Folksonomy

A folksonomy is a system of classification derived from the practice and method of collaboratively creating and managing tags to annotate and categorize content; this practice is also known as collaborative tagging, social classification, social indexing, and social tagging. Folksonomy, a term coined by Thomas Vander Wal, is a portmanteau of folk and taxonomy. Vander Wal explains some of the characteristics of folksonomies by identifying two types: broad and narrow. A broad folksonomy is one in which multiple users tag particular content with a variety of terms from a variety of vocabularies, thus creating a greater amount of metadata for that content. A narrow folksonomy, on the other hand, occurs when a few users, primarily the content creator, tag an object with a limited number of terms. While both broad and narrow folksonomies enable the searchability of content by adding textual description - or access points - to an object, a narrow folksonomy does not have the same benefits as a broad folksonomy, which allows for the tracking of emerging trends in tag usage and developing vocabularies. Folksonomies became popular on the Web around 2004 as part of social software applications such as social bookmarking and photograph annotation. Tagging, which is one of the defining characteristics of Web 2.0 services, allows users to collectively classify and find information. Some websites include tag clouds as a way to visualize tags in a folksonomy. A good example of a social website that utilizes folksonomy is 43 Things. However, tag clouds visualize only the vocabulary but not the structure of folksonomies, as do tag graphs.

An empirical analysis of the complex dynamics of tagging systems, published in 2007, has shown that consensus around stable distributions and shared vocabularies does emerge, even in the absence of a central controlled vocabulary.

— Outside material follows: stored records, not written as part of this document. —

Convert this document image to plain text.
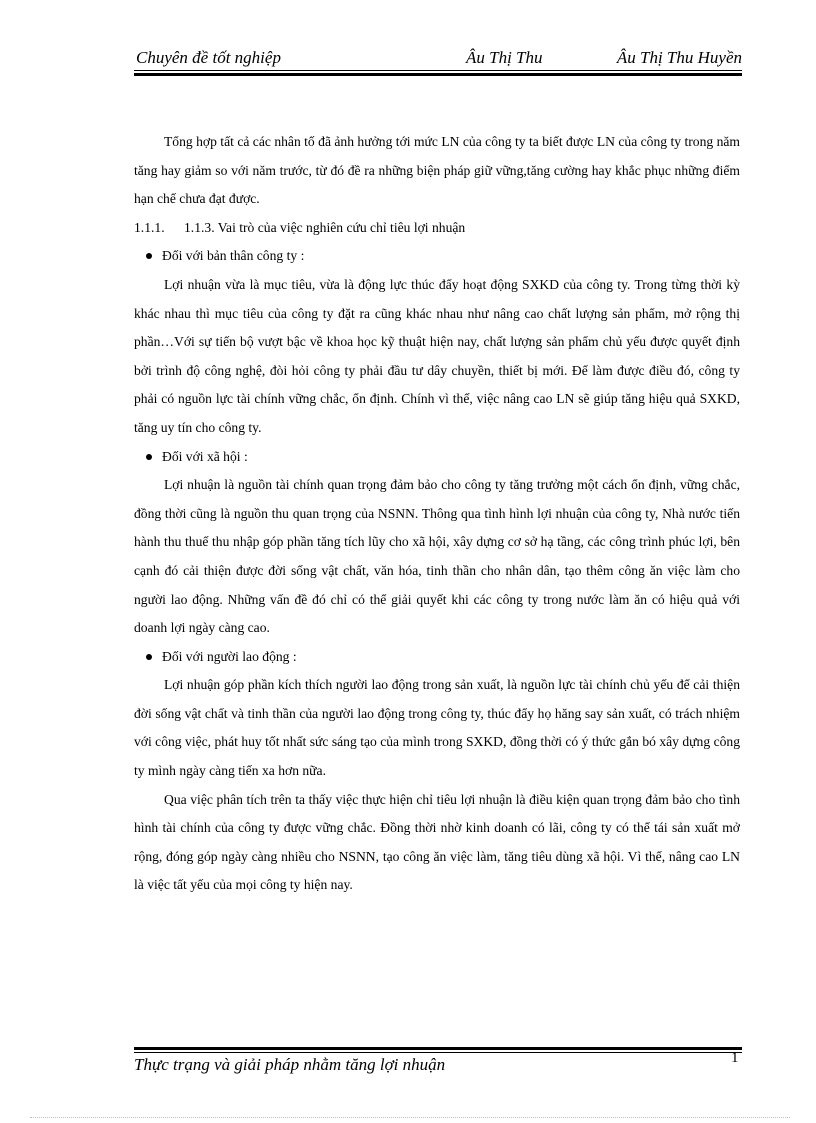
Chuyên đề tốt nghiệp	Âu Thị Thu	Âu Thị Thu Huyền

Tổng hợp tất cả các nhân tố đã ảnh hưởng tới mức LN của công ty ta biết được LN của công ty trong năm tăng hay giảm so với năm trước, từ đó đề ra những biện pháp giữ vững,tăng cường hay khắc phục những điểm hạn chế chưa đạt được.

1.1.1. 1.1.3. Vai trò của việc nghiên cứu chỉ tiêu lợi nhuận

Đối với bản thân công ty :

Lợi nhuận vừa là mục tiêu, vừa là động lực thúc đẩy hoạt động SXKD của công ty. Trong từng thời kỳ khác nhau thì mục tiêu của công ty đặt ra cũng khác nhau như nâng cao chất lượng sản phẩm, mở rộng thị phần…Với sự tiến bộ vượt bậc về khoa học kỹ thuật hiện nay, chất lượng sản phẩm chủ yếu được quyết định bởi trình độ công nghệ, đòi hỏi công ty phải đầu tư dây chuyền, thiết bị mới. Để làm được điều đó, công ty phải có nguồn lực tài chính vững chắc, ổn định. Chính vì thế, việc nâng cao LN sẽ giúp tăng hiệu quả SXKD, tăng uy tín cho công ty.

Đối với xã hội :

Lợi nhuận là nguồn tài chính quan trọng đảm bảo cho công ty tăng trưởng một cách ổn định, vững chắc, đồng thời cũng là nguồn thu quan trọng của NSNN. Thông qua tình hình lợi nhuận của công ty, Nhà nước tiến hành thu thuế thu nhập góp phần tăng tích lũy cho xã hội, xây dựng cơ sở hạ tầng, các công trình phúc lợi, bên cạnh đó cải thiện được đời sống vật chất, văn hóa, tinh thần cho nhân dân, tạo thêm công ăn việc làm cho người lao động. Những vấn đề đó chỉ có thể giải quyết khi các công ty trong nước làm ăn có hiệu quả với doanh lợi ngày càng cao.

Đối với người lao động :

Lợi nhuận góp phần kích thích người lao động trong sản xuất, là nguồn lực tài chính chủ yếu để cải thiện đời sống vật chất và tinh thần của người lao động trong công ty, thúc đẩy họ hăng say sản xuất, có trách nhiệm với công việc, phát huy tốt nhất sức sáng tạo của mình trong SXKD, đồng thời có ý thức gắn bó xây dựng công ty mình ngày càng tiến xa hơn nữa.

Qua việc phân tích trên ta thấy việc thực hiện chỉ tiêu lợi nhuận là điều kiện quan trọng đảm bảo cho tình hình tài chính của công ty được vững chắc. Đồng thời nhờ kinh doanh có lãi, công ty có thể tái sản xuất mở rộng, đóng góp ngày càng nhiều cho NSNN, tạo công ăn việc làm, tăng tiêu dùng xã hội. Vì thế, nâng cao LN là việc tất yếu của mọi công ty hiện nay.

Thực trạng và giải pháp nhằm tăng lợi nhuận	1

For content to be searchable, it should be categorized and grouped. While this was believed to require commonly agreed on sets of content describing tags (much like keywords of a journal article), recent research has found that, in large folksonomies, common structures also emerge on the level of categorizations. Accordingly, it is possible to devise mathematical models of collaborative tagging that allow for translating from personal tag vocabularies (personomies) to the vocabulary shared by most users.